Liss-Riordan claims Uber is a transportation operation that skirts the legal requirements a company would have to pay regular workers by calling itself a technology company and classifying its drivers as “contractors.”
“It’s an old tactic of a company trying to claim it’s something new,” said Liss-Riordan in a phone interview. “But from a labor lawyer perspective it doesn’t seem very new at all…Uber is trying to mischaracterize what it actually is in order to avoid wage and hour laws.”
Liss-Riordan filed her lawsuit in June. Since then, she says she has been contacted by hundreds of Uber drivers claiming unfair treatment by the company. She’s particularly troubled by a pattern of Uber making drivers pay for out-of-pocket costs.

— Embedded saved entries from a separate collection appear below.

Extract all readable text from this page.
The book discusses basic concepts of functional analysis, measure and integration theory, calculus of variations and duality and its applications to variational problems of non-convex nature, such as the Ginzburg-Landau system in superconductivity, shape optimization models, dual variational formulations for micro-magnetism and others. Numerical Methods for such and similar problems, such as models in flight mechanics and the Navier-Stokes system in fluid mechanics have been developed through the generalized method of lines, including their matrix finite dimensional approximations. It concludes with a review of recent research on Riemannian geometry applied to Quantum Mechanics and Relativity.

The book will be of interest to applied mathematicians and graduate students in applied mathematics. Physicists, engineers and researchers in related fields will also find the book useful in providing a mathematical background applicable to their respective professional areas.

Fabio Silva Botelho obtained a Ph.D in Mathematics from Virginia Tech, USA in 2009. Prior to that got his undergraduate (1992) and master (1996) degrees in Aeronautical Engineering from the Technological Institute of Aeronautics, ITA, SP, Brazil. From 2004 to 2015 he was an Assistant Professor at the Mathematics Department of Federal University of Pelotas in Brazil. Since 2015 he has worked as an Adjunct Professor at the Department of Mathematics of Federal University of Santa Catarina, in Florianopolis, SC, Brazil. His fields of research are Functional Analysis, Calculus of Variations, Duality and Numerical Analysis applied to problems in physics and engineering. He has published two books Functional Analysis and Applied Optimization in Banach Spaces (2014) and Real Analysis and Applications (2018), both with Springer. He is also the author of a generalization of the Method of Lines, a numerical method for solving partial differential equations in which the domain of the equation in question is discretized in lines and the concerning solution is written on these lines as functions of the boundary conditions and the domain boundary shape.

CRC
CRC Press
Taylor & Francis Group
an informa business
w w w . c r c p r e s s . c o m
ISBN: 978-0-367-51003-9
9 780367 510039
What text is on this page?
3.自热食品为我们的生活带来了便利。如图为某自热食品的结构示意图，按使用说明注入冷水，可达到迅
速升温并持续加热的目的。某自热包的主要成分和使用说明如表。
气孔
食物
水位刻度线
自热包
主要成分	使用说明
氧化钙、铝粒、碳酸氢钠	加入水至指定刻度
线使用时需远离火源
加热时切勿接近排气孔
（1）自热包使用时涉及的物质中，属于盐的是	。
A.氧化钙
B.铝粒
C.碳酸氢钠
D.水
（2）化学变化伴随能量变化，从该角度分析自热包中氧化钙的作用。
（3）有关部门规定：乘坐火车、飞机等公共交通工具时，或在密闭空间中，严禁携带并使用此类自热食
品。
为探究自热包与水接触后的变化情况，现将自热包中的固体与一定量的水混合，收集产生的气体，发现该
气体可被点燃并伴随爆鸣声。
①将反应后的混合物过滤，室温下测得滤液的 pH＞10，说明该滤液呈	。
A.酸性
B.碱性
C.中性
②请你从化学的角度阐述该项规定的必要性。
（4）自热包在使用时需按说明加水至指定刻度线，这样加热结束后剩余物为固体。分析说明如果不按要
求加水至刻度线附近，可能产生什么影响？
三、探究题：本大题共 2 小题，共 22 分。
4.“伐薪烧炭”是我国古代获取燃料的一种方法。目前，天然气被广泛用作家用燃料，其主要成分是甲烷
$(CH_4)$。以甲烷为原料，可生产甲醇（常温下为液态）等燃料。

“The most serious of damages is [Uber drivers] have to pay for expenses,” said Liss-Riordan. “Employees don’t typically pay for expenses to do their job. Drivers pay for gas and for maintaining their cars. Those are the expenses an employer should pay.”
She also says drivers who rack up more than 40 hours of work per week should be making overtime.
Taxi Wars
Uber has also been drawing heat from taxi drivers around the country. Cab drivers claim the service is does not play by the same licensing and safety regulations that traditional taxi companies must comply with. In addition to cutting into to their share of business, taxi drivers say the company is putting consumers at risk.
Uber’s success has prompted several cab companies that are normally rivals to rally together in an effort to push back against Uber and other ride-sharing apps like Lyft and SideCar.
The question remains, given all these problems, why is Uber so freaking popular?